La experiencia histórica de las sanciones internacionales sugiere que Maduro puede resistir indefinidamente con razonable éxito, mientras que la situación general del país puede entrar en espiral de deterioro sin por ello alterar la conducta política del gobierno “castigado”.
En el caso de gobernantes autoritarios y tiránicos el resultado suele ser el atrincheramiento del régimen, el renovado apoyo de sus aliados y el despliegue de cada vez más represión sobre la población. Es lo que actualmente vemos en Venezuela. Al cabo, la prioridad de Maduro no es afrontar la tragedia de su pueblo sino tan solo permanecer a toda costa en el poder. Ante ello, ¿qué ha discurrido la oposición?
Tras el fracaso de una estrategia que buscaba un pronunciamiento del alto mando militar en contra de Maduro y la formación de un improbable gobierno de transición militarista revestida de política humanitaria, sin Donald Trump en la Casa Blanca y con la Unión Europea moviendo la cabeza ante la debatible legalidad de su interinato, Guaidó —a quien Estados Unidos aún reconoce como presidente legítimo—, solo puede esperar de Biden la cauta oferta de una flexibilización de las sanciones a cambio de condiciones políticas a las que Maduro en principio podría no acceder.
Con todo, un programa del tipo “petróleo por alimentos” expresaría muy bien el espíritu de una flexibilización de sanciones.
La idea ha circulado en Venezuela en distintos momentos del pasado, pero nuestra cruel discordia siempre negó atención a una propuesta que, a mi juicio, atiende a los dos mencionados extremos de nuestra paradoja: crudo en abundancia y pobreza generalizada.
Promover un programa de petróleo por alimentos es empresa que necesariamente exige un acuerdo político entre las dos partes en conflicto.
Un reparo instantáneo a la idea de un programa de este estilo está en el cínico esquema de corrupción con el que Sadam Husein pervirtió criminalmente un esfuerzo similar en Irak, en los años noventa del siglo pasado. El diseño del programa iraquí cedió a Hussein discreciones clientelares que no tendrían que repetirse.
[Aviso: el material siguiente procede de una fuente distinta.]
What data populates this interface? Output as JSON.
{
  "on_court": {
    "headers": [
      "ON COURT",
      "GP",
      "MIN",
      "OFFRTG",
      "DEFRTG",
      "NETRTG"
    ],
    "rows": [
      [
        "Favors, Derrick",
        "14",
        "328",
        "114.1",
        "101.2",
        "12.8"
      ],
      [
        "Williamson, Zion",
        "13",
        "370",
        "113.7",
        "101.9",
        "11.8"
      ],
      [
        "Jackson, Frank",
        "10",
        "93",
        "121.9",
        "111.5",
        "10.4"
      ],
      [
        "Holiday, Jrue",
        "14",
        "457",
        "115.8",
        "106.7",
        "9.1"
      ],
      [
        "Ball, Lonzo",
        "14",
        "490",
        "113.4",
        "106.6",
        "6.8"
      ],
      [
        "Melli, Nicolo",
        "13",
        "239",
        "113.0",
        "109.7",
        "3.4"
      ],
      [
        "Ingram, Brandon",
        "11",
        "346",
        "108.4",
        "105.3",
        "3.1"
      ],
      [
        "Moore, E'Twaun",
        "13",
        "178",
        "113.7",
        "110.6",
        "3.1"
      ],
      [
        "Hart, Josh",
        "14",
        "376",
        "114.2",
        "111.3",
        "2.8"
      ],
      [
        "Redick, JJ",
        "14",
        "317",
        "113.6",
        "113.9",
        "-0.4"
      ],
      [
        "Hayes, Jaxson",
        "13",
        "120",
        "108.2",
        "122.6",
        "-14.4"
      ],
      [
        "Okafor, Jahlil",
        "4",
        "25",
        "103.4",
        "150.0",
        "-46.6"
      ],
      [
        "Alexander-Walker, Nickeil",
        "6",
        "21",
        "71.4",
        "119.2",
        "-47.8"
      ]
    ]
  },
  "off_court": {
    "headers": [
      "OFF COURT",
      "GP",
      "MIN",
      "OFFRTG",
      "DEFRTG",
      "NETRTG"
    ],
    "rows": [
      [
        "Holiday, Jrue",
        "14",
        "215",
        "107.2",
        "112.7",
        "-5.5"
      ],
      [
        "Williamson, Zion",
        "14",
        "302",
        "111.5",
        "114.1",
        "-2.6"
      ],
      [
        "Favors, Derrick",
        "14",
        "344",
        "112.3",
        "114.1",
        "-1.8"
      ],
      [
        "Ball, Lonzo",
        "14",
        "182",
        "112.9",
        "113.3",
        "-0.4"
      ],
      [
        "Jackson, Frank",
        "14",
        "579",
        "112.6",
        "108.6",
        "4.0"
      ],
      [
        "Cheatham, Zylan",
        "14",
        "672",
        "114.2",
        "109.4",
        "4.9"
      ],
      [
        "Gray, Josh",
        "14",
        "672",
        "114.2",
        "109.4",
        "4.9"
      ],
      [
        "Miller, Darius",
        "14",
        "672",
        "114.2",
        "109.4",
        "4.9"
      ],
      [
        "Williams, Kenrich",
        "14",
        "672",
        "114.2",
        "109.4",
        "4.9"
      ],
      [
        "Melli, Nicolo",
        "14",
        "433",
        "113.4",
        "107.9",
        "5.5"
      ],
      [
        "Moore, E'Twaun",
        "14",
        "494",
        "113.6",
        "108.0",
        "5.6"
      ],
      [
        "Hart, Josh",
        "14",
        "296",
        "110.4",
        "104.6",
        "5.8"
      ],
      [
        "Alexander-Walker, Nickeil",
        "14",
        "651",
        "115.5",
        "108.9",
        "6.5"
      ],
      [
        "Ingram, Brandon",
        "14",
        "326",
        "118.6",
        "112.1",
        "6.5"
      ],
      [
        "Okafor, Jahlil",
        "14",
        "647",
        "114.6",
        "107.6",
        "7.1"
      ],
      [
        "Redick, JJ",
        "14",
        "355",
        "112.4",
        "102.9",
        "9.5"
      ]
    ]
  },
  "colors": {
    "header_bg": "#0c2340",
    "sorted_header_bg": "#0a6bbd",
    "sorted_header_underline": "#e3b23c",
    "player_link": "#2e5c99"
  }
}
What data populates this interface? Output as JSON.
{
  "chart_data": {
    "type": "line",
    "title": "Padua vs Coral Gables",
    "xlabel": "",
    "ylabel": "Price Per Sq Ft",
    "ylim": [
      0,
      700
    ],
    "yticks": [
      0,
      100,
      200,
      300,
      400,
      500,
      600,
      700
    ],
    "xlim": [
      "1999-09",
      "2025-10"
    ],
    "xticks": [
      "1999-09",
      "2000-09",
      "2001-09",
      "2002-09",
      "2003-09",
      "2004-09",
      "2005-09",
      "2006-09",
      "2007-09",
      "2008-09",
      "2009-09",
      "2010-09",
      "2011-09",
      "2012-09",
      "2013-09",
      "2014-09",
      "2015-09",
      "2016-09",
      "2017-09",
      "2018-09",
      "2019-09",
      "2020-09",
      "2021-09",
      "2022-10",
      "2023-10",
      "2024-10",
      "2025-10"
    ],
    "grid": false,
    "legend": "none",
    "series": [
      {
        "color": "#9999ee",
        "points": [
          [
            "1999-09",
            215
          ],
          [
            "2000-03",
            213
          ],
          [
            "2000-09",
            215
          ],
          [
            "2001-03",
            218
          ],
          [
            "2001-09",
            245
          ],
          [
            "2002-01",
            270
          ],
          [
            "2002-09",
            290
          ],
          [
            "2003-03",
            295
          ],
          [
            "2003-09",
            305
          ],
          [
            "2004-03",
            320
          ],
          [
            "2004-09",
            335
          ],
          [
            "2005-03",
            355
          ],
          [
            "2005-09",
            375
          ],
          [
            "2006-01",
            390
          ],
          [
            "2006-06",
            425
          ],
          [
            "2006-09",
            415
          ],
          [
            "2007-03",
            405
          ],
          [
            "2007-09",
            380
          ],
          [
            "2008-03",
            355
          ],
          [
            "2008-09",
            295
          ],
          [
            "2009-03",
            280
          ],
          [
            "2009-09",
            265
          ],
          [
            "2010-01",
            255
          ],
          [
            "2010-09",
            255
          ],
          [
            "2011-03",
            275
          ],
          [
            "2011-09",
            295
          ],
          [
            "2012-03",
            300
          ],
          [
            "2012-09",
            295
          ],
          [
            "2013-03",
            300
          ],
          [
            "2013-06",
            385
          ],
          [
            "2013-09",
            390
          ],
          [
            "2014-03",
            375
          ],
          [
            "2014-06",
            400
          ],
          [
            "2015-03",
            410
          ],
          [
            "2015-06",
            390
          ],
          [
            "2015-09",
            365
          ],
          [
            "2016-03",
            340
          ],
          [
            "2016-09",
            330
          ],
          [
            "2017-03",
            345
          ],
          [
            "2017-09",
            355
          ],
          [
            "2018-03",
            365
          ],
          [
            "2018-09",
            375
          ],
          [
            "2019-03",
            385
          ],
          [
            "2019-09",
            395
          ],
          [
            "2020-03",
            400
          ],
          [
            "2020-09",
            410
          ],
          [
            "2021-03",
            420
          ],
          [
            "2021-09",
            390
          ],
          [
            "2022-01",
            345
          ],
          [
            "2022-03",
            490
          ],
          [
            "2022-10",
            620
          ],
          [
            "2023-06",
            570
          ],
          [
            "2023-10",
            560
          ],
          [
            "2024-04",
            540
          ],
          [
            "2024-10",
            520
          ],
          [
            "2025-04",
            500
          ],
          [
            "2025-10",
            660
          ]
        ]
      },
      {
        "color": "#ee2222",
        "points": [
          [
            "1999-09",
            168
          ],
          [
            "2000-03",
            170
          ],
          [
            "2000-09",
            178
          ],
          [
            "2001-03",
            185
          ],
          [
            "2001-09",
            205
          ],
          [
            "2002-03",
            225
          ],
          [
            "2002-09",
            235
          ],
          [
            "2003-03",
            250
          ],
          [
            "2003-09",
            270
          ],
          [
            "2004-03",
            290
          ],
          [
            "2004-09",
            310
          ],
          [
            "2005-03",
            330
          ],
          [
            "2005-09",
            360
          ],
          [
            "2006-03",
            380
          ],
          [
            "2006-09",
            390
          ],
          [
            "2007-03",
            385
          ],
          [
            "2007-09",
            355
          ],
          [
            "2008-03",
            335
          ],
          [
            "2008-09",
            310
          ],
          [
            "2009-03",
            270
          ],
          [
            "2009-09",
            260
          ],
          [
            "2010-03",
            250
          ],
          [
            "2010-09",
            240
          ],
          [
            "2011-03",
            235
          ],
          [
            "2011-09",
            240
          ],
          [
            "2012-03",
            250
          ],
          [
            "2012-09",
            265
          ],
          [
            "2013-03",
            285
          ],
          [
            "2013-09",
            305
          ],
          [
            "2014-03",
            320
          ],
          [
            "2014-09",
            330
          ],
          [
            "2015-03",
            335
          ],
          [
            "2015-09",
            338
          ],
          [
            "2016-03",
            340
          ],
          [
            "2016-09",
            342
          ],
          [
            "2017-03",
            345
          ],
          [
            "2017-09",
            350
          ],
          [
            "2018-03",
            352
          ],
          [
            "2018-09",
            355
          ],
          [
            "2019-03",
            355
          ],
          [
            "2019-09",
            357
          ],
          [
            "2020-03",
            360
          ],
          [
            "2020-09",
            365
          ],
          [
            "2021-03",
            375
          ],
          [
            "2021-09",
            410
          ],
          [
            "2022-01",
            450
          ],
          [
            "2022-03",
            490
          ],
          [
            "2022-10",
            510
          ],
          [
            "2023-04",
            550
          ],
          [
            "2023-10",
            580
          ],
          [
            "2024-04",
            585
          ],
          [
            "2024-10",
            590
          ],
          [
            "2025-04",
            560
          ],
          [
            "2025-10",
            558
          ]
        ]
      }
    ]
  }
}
El acuerdo venezolano deberían suscribirlo las partes en conflicto y tener por objetivo primordial atender la emergencia humanitaria. Para ello luce recomendable separarlo por completo de la tremenda crisis de representación y legitimidad política que atraviesa mi país. Puesto en estos términos, el infernal juego entre dos “gobiernos” sin legitimidad podría regularse y contribuir a aliviar el sufrimiento de la población.
Es urgente acordar pragmáticamente las vías de acceder, con estricta supervisión internacional, siquiera a una parte de los recursos venezolanos congelados por Estados Unidos y preservados en el Reino Unido para socorrer a nuestros compatriotas. No creo ingenuo lo que aquí expongo. No es preciso asegurarse primero de la buena fe del otro participante.
La razón de esto último es que Maduro, simplemente, no puede vender petróleo a nuestro natural mercado estadounidense ni reestructurar una deuda de 175.000 millones de dólares y así acceder al sistema financiero internacional. Guaidó, es cierto, no tiene el control del territorio ni produce petróleo ni fleta tanqueros, pero aún es suya la vocería opositora que cuenta con el reconocimiento de muchísimos gobiernos del mundo y la atención de organismos multilaterales.
Hacerse abanderado ante el mundo de la humanitaria practicidad de un programa de “petróleo por alimentos” vale más, creo, que una interina presidencia imaginaria.
Requiere arrojo, también. Exige personal independencia política y, sobre todo, reclama suprema diligencia en esta hora grave porque mientras crece la hierba se nos muere el caballo llamado Venezuela.